Update, Sept. 21, 2023: Bruce Schneier talks about his experience of working with Greenwald, how both Greenwald and Barton Gellman held back files from their initial reporting and more.

It's still the economy, stupid, and it's personal

Last week, I blogged about Slick Willie's famous phrase, how it's true at the grocery store as well as the gas pump, and in the case of the grocery store, Warmonger Joe and Team Blue don't want to discuss that.

Well, it is personal now.

I'm single with no kids, and for my part of the world, going by median, at least, if not mean, I'm somewhere round right in the middle of income levels. So, I don't have to go without food. 

But, it's getting worse. Stats confirm; food inflation, based on August numbers, is at more than 11% year-over-year.

And, it's not just the prices itself, it's being out.

Friday evening, I was at Kroger. Shopper's card, digital coupons, and all. 

$1 off the small size Country Crock? Great. But, out.

$1 off 25-ounce house brand olive oil? But, out.

A coupon earlier this month for 10 percent off all house brand items? But, out on some things I wanted, like the large-size box of generic Triscuits. Both times I was at Kroger, multiple stores, before it expired. And still out of them this last time.

Kroger stupidity compounded the first two issues by making both coupons a "use 5 times." On stuff like this, Kroger national corporate looks like it's basically phoning it in.

And, on other things, like their generic DiGiornios? The increased prices about 10 percent during the worst of COVID. I accept that. But hiking stuff 50-60 percent or more in the last year? No. So, Kroger, I stopped buying those. Even with coupons, Tom Thumb's and Wally World's house brands are both cheaper.

Speaking of? Wally doesn't do digital coupons that I'm aware of. But, it did have the 1-pound Country Crocks. As pricey as Kroger's pre-coupon version, so I passed.

But ... and I hate to sound like an inflation horder ... but ...

While it's not as good as the newer fake butters?

I bought a big tub of old-time margarine. Wally doesn't have a house brand, just like Kroger canned its house brand of fake butter. (I didn't go by either Aldi or Winco on Friday.)

Imperial margarine. Crown me. (Old enough to remember that?)
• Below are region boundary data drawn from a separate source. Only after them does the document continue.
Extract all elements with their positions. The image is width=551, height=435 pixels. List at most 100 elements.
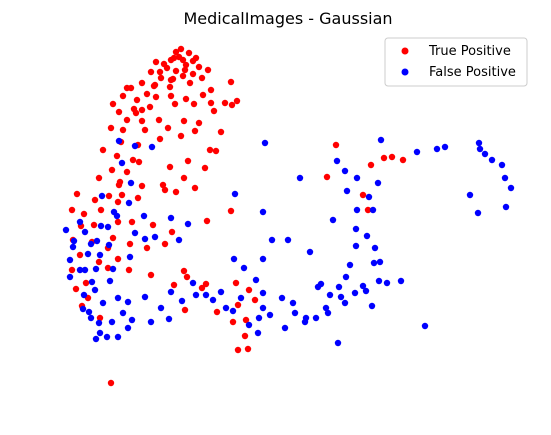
point-true-positive <box>186 79 194 87</box>
point-true-positive <box>107 124 115 132</box>
point-true-positive <box>163 64 171 72</box>
point-false-positive <box>91 286 99 294</box>
point-true-positive <box>169 75 177 83</box>
point-true-positive <box>113 152 121 160</box>
point-true-positive <box>129 156 137 164</box>
point-false-positive <box>66 256 74 264</box>
point-true-positive <box>108 166 116 174</box>
point-false-positive <box>114 294 122 302</box>
legend-label-true-positive: True Positive <box>428 44 511 59</box>
point-false-positive <box>131 142 139 150</box>
point-false-positive <box>103 333 111 341</box>
point-false-positive <box>383 279 391 287</box>
point-true-positive <box>128 218 136 226</box>
point-false-positive <box>376 258 384 266</box>
point-false-positive <box>92 335 100 343</box>
point-false-positive <box>343 187 351 195</box>
point-false-positive <box>351 289 359 297</box>
point-true-positive <box>157 74 165 82</box>
point-true-positive <box>364 206 372 214</box>
point-false-positive <box>368 302 376 310</box>
point-true-positive <box>91 196 99 204</box>
point-true-positive <box>232 279 240 287</box>
point-true-positive <box>198 284 206 292</box>
point-true-positive <box>138 182 146 190</box>
point-false-positive <box>322 304 330 312</box>
point-false-positive <box>222 304 230 312</box>
point-true-positive <box>234 346 242 354</box>
point-true-positive <box>221 99 229 107</box>
point-true-positive <box>166 163 174 171</box>
point-true-positive <box>138 117 146 125</box>
point-true-positive <box>233 97 241 105</box>
point-true-positive <box>151 81 159 89</box>
point-false-positive <box>335 283 343 291</box>
point-false-positive <box>362 287 370 295</box>
point-false-positive <box>66 273 74 281</box>
point-true-positive <box>164 124 172 132</box>
point-true-positive <box>80 210 88 218</box>
point-false-positive <box>76 218 84 226</box>
point-true-positive <box>189 57 197 65</box>
point-false-positive <box>397 277 405 285</box>
point-true-positive <box>388 153 396 161</box>
point-false-positive <box>178 297 186 305</box>
point-true-positive <box>227 207 235 215</box>
point-true-positive <box>119 126 127 134</box>
point-false-positive <box>306 248 314 256</box>
point-false-positive <box>254 329 262 337</box>
point-true-positive <box>143 90 151 98</box>
point-false-positive <box>229 307 237 315</box>
point-true-positive <box>123 116 131 124</box>
point-false-positive <box>69 243 77 251</box>
point-false-positive <box>124 324 132 332</box>
point-false-positive <box>312 314 320 322</box>
point-false-positive <box>96 251 104 259</box>
point-false-positive <box>352 242 360 250</box>
point-true-positive <box>213 308 221 316</box>
point-false-positive <box>99 299 107 307</box>
point-false-positive <box>329 216 337 224</box>
point-true-positive <box>234 301 242 309</box>
point-false-positive <box>127 179 135 187</box>
point-false-positive <box>476 145 484 153</box>
point-false-positive <box>84 250 92 258</box>
point-false-positive <box>157 304 165 312</box>
point-false-positive <box>466 191 474 199</box>
point-false-positive <box>96 329 104 337</box>
point-false-positive <box>108 318 116 326</box>
point-true-positive <box>138 79 146 87</box>
point-false-positive <box>62 226 70 234</box>
point-true-positive <box>212 147 220 155</box>
point-true-positive <box>182 61 190 69</box>
point-true-positive <box>206 146 214 154</box>
point-false-positive <box>341 299 349 307</box>
point-true-positive <box>170 54 178 62</box>
point-true-positive <box>217 128 225 136</box>
point-false-positive <box>167 214 175 222</box>
point-true-positive <box>95 258 103 266</box>
point-false-positive <box>209 296 217 304</box>
point-true-positive <box>146 103 154 111</box>
point-false-positive <box>252 276 260 284</box>
point-false-positive <box>352 225 360 233</box>
point-true-positive <box>161 240 169 248</box>
point-false-positive <box>80 291 88 299</box>
point-true-positive <box>207 99 215 107</box>
point-true-positive <box>96 314 104 322</box>
point-false-positive <box>88 278 96 286</box>
point-false-positive <box>131 229 139 237</box>
point-false-positive <box>501 174 509 182</box>
legend-marker-false-positive <box>401 68 409 76</box>
point-false-positive <box>245 321 253 329</box>
point-false-positive <box>421 322 429 330</box>
point-false-positive <box>106 277 114 285</box>
point-true-positive <box>125 266 133 274</box>
point-false-positive <box>374 179 382 187</box>
point-false-positive <box>433 145 441 153</box>
point-true-positive <box>332 141 340 149</box>
point-true-positive <box>195 119 203 127</box>
point-false-positive <box>109 265 117 273</box>
point-true-positive <box>228 101 236 109</box>
point-true-positive <box>177 45 185 53</box>
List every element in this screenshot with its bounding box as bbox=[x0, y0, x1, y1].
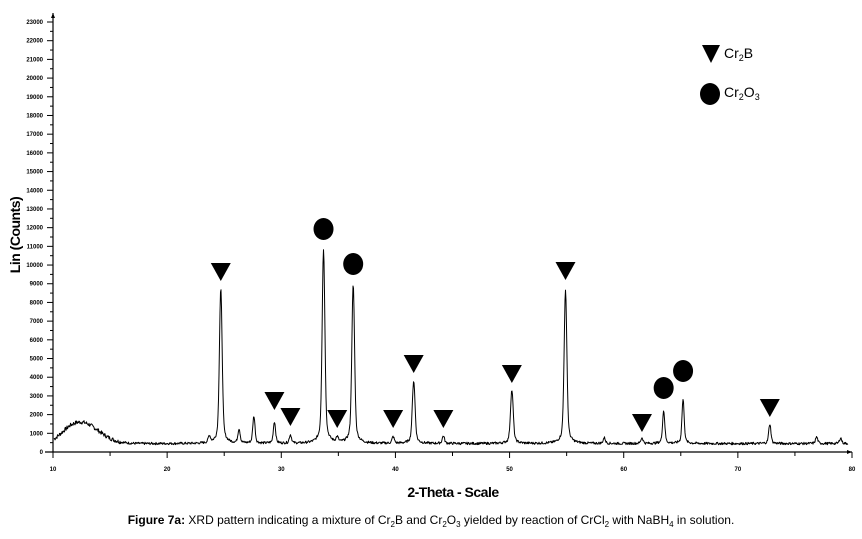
x-tick-label: 30 bbox=[278, 467, 285, 473]
y-tick-label: 20000 bbox=[26, 76, 43, 82]
circle-icon bbox=[343, 253, 364, 275]
legend-label-cr2o3-mid: O bbox=[744, 84, 755, 100]
legend-item-cr2b: Cr2B bbox=[702, 45, 753, 63]
y-tick-label: 19000 bbox=[26, 95, 43, 101]
svg-text:Cr2O3: Cr2O3 bbox=[724, 84, 760, 102]
phase-markers bbox=[210, 218, 780, 432]
triangle-down-icon bbox=[264, 392, 285, 410]
y-tick-label: 21000 bbox=[26, 57, 43, 63]
x-tick-label: 20 bbox=[164, 467, 171, 473]
y-tick-label: 13000 bbox=[26, 207, 43, 213]
y-tick-label: 0 bbox=[40, 450, 44, 456]
legend-label-cr2o3-sub: 2 bbox=[739, 92, 744, 102]
triangle-down-icon bbox=[702, 45, 720, 63]
y-tick-label: 9000 bbox=[30, 282, 44, 288]
x-tick-label: 70 bbox=[735, 467, 742, 473]
xrd-pattern-line bbox=[53, 249, 849, 446]
x-tick-label: 60 bbox=[620, 467, 627, 473]
y-tick-label: 5000 bbox=[30, 357, 44, 363]
legend-label-cr2o3-sub2: 3 bbox=[755, 92, 760, 102]
y-tick-label: 18000 bbox=[26, 113, 43, 119]
y-tick-label: 2000 bbox=[30, 413, 44, 419]
y-tick-label: 7000 bbox=[30, 319, 44, 325]
y-tick-label: 6000 bbox=[30, 338, 44, 344]
y-tick-label: 3000 bbox=[30, 394, 44, 400]
circle-icon bbox=[673, 360, 694, 382]
legend-label-cr2o3-main: Cr bbox=[724, 84, 739, 100]
y-axis: 0 1000 2000 3000 4000 5000 6000 7000 8000 9000 100… bbox=[26, 13, 55, 456]
legend-label-cr2b-main: Cr bbox=[724, 45, 739, 61]
y-tick-label: 15000 bbox=[26, 170, 43, 176]
triangle-down-icon bbox=[280, 408, 301, 426]
figure-caption: Figure 7a: XRD pattern indicating a mixt… bbox=[127, 513, 735, 529]
legend-item-cr2o3: Cr2O3 bbox=[700, 83, 760, 105]
x-axis-arrow-icon bbox=[847, 450, 852, 454]
x-tick-label: 10 bbox=[50, 467, 57, 473]
legend-label-cr2b-sub: 2 bbox=[739, 53, 744, 63]
y-tick-label: 16000 bbox=[26, 151, 43, 157]
circle-icon bbox=[653, 377, 674, 399]
x-axis-title: 2-Theta - Scale bbox=[407, 484, 499, 500]
triangle-down-icon bbox=[383, 410, 404, 428]
triangle-down-icon bbox=[327, 410, 348, 428]
legend: Cr2B Cr2O3 bbox=[700, 45, 760, 105]
y-tick-label: 17000 bbox=[26, 132, 43, 138]
legend-label-cr2b-tail: B bbox=[744, 45, 753, 61]
triangle-down-icon bbox=[433, 410, 454, 428]
y-tick-label: 22000 bbox=[26, 39, 43, 45]
circle-icon bbox=[700, 83, 720, 105]
y-tick-label: 23000 bbox=[26, 20, 43, 26]
caption-prefix: Figure 7a: bbox=[127, 513, 186, 527]
x-tick-label: 50 bbox=[506, 467, 513, 473]
y-tick-label: 1000 bbox=[30, 431, 44, 437]
triangle-down-icon bbox=[210, 263, 231, 281]
y-tick-label: 12000 bbox=[26, 226, 43, 232]
triangle-down-icon bbox=[403, 355, 424, 373]
y-tick-label: 11000 bbox=[27, 244, 44, 250]
y-axis-arrow-icon bbox=[51, 13, 55, 18]
y-tick-label: 10000 bbox=[26, 263, 43, 269]
triangle-down-icon bbox=[501, 365, 522, 383]
triangle-down-icon bbox=[555, 262, 576, 280]
triangle-down-icon bbox=[759, 399, 780, 417]
y-tick-label: 4000 bbox=[30, 375, 44, 381]
x-tick-label: 40 bbox=[392, 467, 399, 473]
svg-text:Cr2B: Cr2B bbox=[724, 45, 753, 63]
circle-icon bbox=[313, 218, 334, 240]
x-axis: 10 20 30 40 50 60 70 80 bbox=[45, 450, 856, 473]
triangle-down-icon bbox=[631, 414, 652, 432]
y-axis-title: Lin (Counts) bbox=[7, 197, 23, 273]
x-tick-label: 80 bbox=[849, 467, 856, 473]
y-tick-label: 8000 bbox=[30, 300, 44, 306]
y-tick-label: 14000 bbox=[26, 188, 43, 194]
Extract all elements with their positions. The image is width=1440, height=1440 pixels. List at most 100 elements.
And, because a lot of spikes and scarcities are oils-and-fats based? Even though I had bought a bottle less than a month ago, I bought another bottle of canola oil.

Thanks, Joe, from the bottom of my Kroger. (And, I need to stop clipping digital coupons on items that I know it won't make a diff, like the pizzas.)

Update from my first column: As far as Thanksgiving turkey shortages, if a Butterball spox is claiming that there shouldn't be any turkey shortage? If another report is expecting price hikes of nearly 25 percent? Expect prices to go up even more, and yes, there might be a shortage.